This set of engravings recording the Emperor Qianlong's campaigns (1755-1759) in Central Asia, present-day Xinjiang, was commissioned by the emperor for the palace in Beijing in 1765. The Jesuit missionaries involved in producing the drawings in China were Giuseppe Castiglione (1688-1766), Jean-Denis Attiret (1702-1768), Ignace Sichelbarth (1708-1780) and Jean Damascene (d. 1781). The engravings were executed in Paris under the direction of Charles-Nicolas Cochin of the Académie Royal at the Court of Louis XVI and the individual engravers include Le Bas, Aliamet, Prevost, Saint-Aubin, Masquelier, Choffard and De Launay.
The first four of the sixteen designs were sent to Europe in 1765 and arrived in France in the autumn of 1766. Castiglione and Attiret died before the Emperor Qianlong received a complete set of the engravings by 1775. The commission had been for 100 copies of the set but in fact 200 were actually printed to ensure the safe receipt of at least 100. A small number were reserved for the French king, his ministers and court officials and precautions were taken to ensure none were left with the engravers or printers. A French version of the imperial edict concerning the commission is in the National Archives in Paris.

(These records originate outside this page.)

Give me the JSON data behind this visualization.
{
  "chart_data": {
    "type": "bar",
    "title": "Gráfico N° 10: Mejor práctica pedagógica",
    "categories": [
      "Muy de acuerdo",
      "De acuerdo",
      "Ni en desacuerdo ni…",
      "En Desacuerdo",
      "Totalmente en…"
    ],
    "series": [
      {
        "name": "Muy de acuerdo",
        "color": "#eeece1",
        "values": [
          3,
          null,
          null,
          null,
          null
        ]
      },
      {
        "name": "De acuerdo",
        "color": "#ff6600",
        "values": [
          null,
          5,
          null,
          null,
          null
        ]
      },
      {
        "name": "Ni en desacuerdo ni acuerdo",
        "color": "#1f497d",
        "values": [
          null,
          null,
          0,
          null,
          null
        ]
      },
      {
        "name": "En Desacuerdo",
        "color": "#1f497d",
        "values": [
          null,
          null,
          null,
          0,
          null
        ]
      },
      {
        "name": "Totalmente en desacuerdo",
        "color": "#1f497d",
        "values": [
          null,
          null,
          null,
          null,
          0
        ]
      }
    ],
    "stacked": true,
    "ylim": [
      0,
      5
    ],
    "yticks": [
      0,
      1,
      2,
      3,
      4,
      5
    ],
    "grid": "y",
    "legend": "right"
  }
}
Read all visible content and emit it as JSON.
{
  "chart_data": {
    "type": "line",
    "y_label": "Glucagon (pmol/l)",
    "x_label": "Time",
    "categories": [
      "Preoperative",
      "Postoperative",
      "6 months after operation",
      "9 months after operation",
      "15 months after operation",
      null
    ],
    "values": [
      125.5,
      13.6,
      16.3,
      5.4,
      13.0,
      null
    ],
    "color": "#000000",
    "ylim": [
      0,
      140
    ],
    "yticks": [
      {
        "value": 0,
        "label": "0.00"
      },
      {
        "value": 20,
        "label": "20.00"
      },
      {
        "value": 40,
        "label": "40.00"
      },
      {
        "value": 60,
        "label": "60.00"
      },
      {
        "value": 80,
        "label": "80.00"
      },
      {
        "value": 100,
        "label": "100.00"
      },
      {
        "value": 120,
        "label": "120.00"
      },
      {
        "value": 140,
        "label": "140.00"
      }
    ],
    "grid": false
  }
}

Complete sets of these engravings are relatively rare: a set is in the Bibliothèque Mazarine; another in the Bibliothèque Nationale; a third in the Musée Guimet; and a set given by Louis XVI to Necker, now in Castle Coppet in Switzerland. Another complete set was sold in these rooms 20/21 March 1997, lot 286. And an incomplete set, of thirteen, was sold by Sotheby's, New York, 19 September 1995, lot 339.